Dans la neige pour échapper à la geôle  (Essentials Killing, du Polonais Jerzy Skolimowski) ou relégués au coeur du désert de Gobi (Le Fossé, du Chinois Wang Bing), sur la plage pluvieuse du Lido, les héros de la Mostra ont la rage de survivre.

Sélection surprise de la compétition officielle dévoilée lundi, Le Fossé (The Ditch) restitue une page cruelle de l'édification du Socialisme à la chinoise.
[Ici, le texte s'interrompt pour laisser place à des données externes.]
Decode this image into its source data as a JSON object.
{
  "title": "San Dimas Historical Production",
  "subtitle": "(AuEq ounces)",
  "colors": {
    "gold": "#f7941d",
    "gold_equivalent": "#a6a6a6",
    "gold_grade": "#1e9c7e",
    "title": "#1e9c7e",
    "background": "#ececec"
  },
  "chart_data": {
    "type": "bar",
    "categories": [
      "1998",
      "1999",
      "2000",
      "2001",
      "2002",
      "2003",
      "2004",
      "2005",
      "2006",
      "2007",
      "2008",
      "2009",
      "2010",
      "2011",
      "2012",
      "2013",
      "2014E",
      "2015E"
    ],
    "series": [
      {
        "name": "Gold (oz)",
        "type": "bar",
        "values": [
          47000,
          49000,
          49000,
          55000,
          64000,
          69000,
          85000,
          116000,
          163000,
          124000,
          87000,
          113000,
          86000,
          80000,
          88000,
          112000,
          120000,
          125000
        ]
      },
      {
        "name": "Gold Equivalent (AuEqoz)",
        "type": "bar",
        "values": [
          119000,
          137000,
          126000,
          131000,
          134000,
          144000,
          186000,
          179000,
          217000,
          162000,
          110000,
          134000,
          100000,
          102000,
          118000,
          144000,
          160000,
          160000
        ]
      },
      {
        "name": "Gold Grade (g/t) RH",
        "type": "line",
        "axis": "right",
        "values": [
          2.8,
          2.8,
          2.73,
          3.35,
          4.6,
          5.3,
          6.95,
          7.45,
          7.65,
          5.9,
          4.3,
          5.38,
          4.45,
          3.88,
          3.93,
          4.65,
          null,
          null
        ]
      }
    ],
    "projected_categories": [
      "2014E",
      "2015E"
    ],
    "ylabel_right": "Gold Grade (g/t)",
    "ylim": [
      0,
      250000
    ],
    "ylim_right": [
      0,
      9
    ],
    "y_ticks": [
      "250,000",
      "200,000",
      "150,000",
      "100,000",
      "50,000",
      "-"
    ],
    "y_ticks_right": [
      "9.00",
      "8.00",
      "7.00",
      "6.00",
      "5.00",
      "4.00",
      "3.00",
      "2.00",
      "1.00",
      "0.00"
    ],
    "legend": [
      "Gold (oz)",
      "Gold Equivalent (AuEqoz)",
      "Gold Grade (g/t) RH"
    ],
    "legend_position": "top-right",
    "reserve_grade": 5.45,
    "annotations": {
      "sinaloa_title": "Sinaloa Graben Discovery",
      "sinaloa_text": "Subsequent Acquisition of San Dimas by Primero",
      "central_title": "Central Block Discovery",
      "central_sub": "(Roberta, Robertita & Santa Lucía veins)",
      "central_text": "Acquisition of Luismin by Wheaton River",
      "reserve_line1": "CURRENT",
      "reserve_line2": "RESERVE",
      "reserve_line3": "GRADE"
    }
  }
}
1960, au coeur du désert de Gobi, dans l'ouest de la Chine, nul besoin de barbelés ou de miradors pour garder les réprouvés accusés de «dérive droitiste»: le désert et le vent glacé s'en chargent. Entre bise et poussière, mal abrités dans des tranchées creusées à même la pierre, 1500 rescapés du camp de rééducation de Jiabiangou prennent leurs nouveaux quartiers dans un camp annexe.

Bientôt dispensés des travaux forcés faute de nourriture, ils sont appelés par leur gardien à trouver eux-mêmes de quoi s'alimenter: «L'édification du socialisme connaît actuellement quelques revers», justifie le kapo.
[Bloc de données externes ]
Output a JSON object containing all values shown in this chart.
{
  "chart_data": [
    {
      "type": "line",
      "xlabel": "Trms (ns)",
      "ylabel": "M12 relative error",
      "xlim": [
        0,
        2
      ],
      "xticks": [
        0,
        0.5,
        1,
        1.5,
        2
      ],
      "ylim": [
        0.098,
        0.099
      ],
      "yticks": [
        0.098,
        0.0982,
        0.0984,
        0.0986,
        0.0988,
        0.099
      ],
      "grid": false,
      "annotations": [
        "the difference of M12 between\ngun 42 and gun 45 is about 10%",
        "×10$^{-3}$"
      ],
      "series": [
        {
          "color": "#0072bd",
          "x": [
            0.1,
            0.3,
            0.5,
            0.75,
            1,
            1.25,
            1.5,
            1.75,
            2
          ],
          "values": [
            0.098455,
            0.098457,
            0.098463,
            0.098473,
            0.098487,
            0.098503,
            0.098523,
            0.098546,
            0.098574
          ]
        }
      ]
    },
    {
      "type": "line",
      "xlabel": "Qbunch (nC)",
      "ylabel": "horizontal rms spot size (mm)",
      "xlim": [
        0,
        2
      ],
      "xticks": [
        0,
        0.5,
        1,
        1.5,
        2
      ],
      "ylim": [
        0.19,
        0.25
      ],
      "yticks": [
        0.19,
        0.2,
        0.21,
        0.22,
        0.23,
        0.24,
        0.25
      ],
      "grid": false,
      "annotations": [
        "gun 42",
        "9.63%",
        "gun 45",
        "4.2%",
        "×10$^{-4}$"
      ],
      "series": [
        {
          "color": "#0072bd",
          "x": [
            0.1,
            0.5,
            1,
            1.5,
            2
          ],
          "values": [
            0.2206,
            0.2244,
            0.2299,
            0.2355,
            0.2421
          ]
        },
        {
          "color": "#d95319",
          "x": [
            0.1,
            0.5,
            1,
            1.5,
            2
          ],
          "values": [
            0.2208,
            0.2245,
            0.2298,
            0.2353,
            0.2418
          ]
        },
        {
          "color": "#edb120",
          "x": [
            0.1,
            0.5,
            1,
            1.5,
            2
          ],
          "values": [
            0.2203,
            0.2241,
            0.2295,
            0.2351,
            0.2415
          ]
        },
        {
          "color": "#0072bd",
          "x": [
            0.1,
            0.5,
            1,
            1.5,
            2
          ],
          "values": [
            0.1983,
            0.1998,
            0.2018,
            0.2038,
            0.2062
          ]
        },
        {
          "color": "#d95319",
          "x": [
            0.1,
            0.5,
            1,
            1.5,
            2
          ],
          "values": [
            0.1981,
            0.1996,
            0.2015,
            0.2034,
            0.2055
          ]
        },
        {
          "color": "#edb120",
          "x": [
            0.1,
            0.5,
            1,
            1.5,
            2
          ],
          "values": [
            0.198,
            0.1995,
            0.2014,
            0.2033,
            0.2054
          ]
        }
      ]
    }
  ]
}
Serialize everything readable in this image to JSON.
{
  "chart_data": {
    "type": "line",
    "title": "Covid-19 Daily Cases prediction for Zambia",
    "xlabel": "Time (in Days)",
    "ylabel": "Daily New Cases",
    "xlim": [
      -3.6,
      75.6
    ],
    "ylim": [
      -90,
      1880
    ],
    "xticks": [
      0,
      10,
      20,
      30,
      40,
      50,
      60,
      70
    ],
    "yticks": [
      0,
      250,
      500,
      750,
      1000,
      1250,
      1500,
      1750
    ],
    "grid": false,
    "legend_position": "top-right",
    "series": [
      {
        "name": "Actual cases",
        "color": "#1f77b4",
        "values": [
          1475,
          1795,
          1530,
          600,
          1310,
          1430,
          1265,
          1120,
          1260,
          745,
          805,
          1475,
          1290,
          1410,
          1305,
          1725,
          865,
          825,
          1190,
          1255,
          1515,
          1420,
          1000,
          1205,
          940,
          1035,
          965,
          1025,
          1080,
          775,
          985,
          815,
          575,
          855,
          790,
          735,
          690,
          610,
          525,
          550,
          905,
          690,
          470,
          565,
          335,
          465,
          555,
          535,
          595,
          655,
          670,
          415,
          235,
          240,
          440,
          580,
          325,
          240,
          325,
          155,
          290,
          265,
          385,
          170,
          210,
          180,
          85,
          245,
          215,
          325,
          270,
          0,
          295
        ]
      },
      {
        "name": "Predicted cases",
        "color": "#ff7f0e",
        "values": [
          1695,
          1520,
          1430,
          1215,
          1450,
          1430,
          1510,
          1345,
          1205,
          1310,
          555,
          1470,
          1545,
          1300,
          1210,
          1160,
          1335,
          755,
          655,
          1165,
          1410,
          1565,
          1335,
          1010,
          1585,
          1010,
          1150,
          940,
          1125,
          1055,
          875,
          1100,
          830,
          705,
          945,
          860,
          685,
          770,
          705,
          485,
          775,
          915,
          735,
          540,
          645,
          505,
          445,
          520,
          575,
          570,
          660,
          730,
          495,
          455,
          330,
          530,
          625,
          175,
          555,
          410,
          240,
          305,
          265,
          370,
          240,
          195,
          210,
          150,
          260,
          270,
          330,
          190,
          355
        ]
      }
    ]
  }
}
Quelques graines et racines, un mulot pour les plus chanceux, et bien vite les morts, à leur tour, sont convoités par les survivants...

Sur les 1500, à peine 300 en sortiront: c'est leur mémoire que le réalisateur, qui signe sa première fiction après des années de documentaires, a voulu retracer le plus fidèlement possible.

«J'ai retrouvé et interrogé plus d'une centaine de survivants. Je voulais comprendre la mentalité de l'époque et restituer la vérité historique», a-t-il expliqué lundi à Venise.

L'un de ces rescapés, un vieillard noueux que l'on voit écraser une plante sèche entre ses mains calleuses, joue son propre rôle, parmi de jeunes acteurs qui font leurs débuts à l'écran (Lu Yé, Xu Cenzi) et des figurants recrutés localement.

Wang Bing, né en 1967, se défend d'avoir tourné «un film de dénonciation: c'est d'abord un travail de mémoire», insiste-t-il. «L'important, c'est de parler du passé».

Une mémoire difficile à revisiter: le film a été entièrement tourné dans le désert de Gobi entre la province de Gansu et la Mongolie, en plein hiver par des températures jusqu'à -20°C, et surtout sans autorisation officielle, avec la crainte constante d'une intervention qui suspendrait le projet. Sa diffusion en Chine n'est pas encore assurée.

La rage de voir le jour se lever, c'est aussi l'argument du film de Jerzy Skolimowski, «Essential Killing»: capturé en Afghanistan par l'armée américaine et déporté vers l'une des bases secrètes de la CIA en Europe centrale, son héros (Vincent Gallo) profite d'un accident de la route pour s'enfuir.

Confronté à la rigueur absolue de la nature alentour, des forêts enneigées à mille lieues de son paysage natal, il se lance dans une fuite à perdre haleine - et perdue d'avance - entre les chiens, les hommes et les loups.

«C'est un animal en fuite, qui tue parce que c'est sa seule chance de survivre», résume le réalisateur. «On ignore tout de cet homme, s'il est vraiment terroriste ou s'il se trouvait juste au mauvais endroit, au mauvais moment. Il aurait pu naître Joshua, John ou Giorgio».

En 83 minutes, pas un mot n'est prononcé. Seul résonnent le souffle du fugitif, ses gémissements parfois, sur la neige souvent rougie de sang. La seule personne qu'il croise sans l'occire est une paysanne muette (Emmanuelle Seigner).

Vincent Gallo, qui présente également un film comme réalisateur (Promises written in water) «s'est proprement torturé pour ce rôle», a insisté, admiratif, Skolimowski.

La Mostra s'achèvera samedi, par la proclamation du Palmarès.